Narrow Ruling v. "Startling Breadth"
Justice Alito reiterated at several points in the opinion that the holding of this case was limited to closely held corporations and the contraceptive mandate. Writing for the dissent, Justice Ginsburg railed against the "startling breadth" of the majority's holding. In her view, the Court was unleashing commercial enterprises to opt out of any law (except tax laws) to which they objected based on their sincerely held religious beliefs. Ginsburg stressed the following points:
- The ACA sought to remedy the fact that women of childbearing age spend 68 percent more in out-of-pocket health care costs than men, and increased access to contraceptive services would result in significant public health benefits.
- The context of the RFRA indicates that the Dictionary Act's definition of "person" should not apply, and there’s no case law to support the notion that free exercise rights apply to for-profit corporations.
- While the companies' owners' beliefs are sincerely held, the connection between their objections and the contraceptive coverage mandate is too attenuated.
- The government adequately demonstrated that the mandate furthers compelling interests in public health and women's well-being.
- While the parties only objected to four methods, the majority's holding appears to permit companies to object to all forms of contraceptives.

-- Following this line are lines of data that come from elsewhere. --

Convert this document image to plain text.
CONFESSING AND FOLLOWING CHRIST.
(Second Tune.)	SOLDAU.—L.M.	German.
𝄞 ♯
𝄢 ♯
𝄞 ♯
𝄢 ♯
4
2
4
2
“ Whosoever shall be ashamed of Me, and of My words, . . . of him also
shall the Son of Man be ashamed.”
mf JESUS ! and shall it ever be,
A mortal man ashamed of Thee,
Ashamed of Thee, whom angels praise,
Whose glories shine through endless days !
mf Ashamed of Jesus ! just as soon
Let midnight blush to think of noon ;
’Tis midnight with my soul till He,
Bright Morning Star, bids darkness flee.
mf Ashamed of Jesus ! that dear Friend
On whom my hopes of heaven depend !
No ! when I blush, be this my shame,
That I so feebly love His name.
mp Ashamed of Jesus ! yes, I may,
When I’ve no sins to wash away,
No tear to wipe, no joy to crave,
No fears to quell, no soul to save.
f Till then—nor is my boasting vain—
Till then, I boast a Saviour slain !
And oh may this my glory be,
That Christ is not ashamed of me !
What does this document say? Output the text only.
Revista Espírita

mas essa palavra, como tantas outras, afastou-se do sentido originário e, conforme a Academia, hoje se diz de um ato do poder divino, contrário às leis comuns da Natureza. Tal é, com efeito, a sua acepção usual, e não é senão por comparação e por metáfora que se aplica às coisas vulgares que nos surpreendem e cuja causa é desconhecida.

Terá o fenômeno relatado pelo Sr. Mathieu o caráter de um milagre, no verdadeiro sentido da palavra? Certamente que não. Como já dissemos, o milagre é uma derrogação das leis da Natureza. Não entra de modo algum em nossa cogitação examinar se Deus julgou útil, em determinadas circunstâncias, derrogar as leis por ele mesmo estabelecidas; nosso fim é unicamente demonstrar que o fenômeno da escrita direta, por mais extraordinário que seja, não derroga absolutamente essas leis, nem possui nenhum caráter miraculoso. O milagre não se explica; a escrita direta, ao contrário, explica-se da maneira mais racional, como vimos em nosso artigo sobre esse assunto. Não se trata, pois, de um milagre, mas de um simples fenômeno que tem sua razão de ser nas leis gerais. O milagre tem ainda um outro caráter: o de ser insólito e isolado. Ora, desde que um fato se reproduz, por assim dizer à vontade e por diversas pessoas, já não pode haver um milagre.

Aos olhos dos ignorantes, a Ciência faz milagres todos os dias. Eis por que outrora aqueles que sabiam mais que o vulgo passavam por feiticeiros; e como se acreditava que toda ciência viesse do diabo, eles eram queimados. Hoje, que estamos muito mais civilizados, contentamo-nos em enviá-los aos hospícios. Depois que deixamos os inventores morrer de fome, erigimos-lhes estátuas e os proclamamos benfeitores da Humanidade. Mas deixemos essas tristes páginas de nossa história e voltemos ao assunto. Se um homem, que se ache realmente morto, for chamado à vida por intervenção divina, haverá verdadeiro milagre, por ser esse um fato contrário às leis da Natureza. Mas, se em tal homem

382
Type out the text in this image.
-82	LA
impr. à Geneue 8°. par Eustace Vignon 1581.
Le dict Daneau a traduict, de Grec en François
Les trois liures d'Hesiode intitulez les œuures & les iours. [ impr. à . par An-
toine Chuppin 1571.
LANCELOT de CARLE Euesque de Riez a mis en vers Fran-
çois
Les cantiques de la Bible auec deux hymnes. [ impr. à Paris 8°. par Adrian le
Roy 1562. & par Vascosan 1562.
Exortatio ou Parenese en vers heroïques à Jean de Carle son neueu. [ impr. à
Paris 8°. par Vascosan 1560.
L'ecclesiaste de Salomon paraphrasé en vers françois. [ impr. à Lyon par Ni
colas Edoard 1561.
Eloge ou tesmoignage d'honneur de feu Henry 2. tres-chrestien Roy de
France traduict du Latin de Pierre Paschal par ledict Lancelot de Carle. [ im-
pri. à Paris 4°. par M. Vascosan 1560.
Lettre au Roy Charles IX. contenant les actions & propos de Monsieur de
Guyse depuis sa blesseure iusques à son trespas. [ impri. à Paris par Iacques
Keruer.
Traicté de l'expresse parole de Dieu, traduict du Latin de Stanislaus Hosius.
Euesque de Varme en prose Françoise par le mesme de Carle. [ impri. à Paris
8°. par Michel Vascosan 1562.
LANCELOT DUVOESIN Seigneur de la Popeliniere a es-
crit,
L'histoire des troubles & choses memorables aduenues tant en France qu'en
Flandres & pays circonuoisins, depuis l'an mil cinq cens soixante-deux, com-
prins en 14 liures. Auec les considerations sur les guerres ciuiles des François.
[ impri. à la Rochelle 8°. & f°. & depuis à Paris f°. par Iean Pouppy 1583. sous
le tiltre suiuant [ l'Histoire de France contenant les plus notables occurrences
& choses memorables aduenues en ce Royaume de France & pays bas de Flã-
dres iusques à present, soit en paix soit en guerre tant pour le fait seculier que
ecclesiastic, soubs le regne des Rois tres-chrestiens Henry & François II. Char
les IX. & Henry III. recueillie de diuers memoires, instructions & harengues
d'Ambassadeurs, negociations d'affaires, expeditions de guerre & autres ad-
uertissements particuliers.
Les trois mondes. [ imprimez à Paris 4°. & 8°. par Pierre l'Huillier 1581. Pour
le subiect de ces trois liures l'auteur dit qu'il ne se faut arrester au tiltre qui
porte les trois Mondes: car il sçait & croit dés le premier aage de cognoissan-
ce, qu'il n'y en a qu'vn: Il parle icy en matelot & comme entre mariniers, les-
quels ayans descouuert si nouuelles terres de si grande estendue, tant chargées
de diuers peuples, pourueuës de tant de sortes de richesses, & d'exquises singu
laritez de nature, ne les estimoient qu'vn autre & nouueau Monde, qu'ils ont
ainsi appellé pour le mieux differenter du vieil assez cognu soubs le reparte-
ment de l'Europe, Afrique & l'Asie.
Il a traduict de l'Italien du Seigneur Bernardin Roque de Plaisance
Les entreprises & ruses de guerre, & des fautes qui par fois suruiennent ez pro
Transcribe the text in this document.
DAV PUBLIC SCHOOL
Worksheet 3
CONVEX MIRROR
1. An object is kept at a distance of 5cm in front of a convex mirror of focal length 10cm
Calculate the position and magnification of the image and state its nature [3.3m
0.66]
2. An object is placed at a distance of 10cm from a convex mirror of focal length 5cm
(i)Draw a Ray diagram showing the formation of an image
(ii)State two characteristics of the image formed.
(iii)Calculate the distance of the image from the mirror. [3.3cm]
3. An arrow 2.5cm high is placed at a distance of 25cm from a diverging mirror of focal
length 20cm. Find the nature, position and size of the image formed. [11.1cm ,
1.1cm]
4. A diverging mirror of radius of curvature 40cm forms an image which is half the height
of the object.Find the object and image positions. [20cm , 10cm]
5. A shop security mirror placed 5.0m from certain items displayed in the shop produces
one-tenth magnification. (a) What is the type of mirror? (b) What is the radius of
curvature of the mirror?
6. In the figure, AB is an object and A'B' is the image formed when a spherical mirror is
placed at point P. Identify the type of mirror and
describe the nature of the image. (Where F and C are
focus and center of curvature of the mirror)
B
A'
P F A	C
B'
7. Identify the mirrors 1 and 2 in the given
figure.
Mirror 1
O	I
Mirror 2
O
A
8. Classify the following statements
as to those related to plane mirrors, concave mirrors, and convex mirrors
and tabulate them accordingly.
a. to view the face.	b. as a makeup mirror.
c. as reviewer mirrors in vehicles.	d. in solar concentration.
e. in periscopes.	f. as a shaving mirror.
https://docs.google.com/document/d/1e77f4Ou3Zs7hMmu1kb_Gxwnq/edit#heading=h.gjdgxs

- The proposed alternative of having the government pay the cost would impede women's ability to obtain contraception and require them to learn about and sign up for a new government benefit, one that presently doesn’t exist, and is a cost that other programs cannot absorb.
- None of the proposed alternatives can serve the compelling interest that Congress sought to address in enacting the mandate.
Inaccurate Premise?
Justice Alito inserted a footnote that placed the heart of the companies’ owners’ claims clearly in doubt. At footnote 7, Alito writes, "The owners of the companies involved in these cases and others who believe that life begins at conception regard these four methods as causing abortions, but federal regulations, which define pregnancy as beginning at implantation, see, e.g., 62 Fed. Reg. 8611 (1997); 45 CFR §46.202(f) (2013), do not so classify them."
Implications for Employees and Employers
In the majority opinion, Alito claims the ruling to be narrowly tailored to closely held corporations and four methods of contraception. As a result, it shouldn’t apply to publicly traded companies or other items of coverage. However, if Ginsberg's warning proves prophetic, the effect of this ruling could be far reaching.
Female employees at Hobby Lobby and Conestoga will be forced to pay out of pocket for birth control, unless one of the government solutions relied on by Alito will work. As a government solution was the basis of Alito's reasoning, the inability to find such an alternative system could leave his entire "least restrictive means" argument in tatters.
In the meantime, however, given the cost of certain methods of birth control, many women may decide that it’s too costly to obtain. Other employers may join Hobby Lobby and object to covering some or all types of birth control, leaving many more women with the choice of paying out of pocket or foregoing birth control altogether.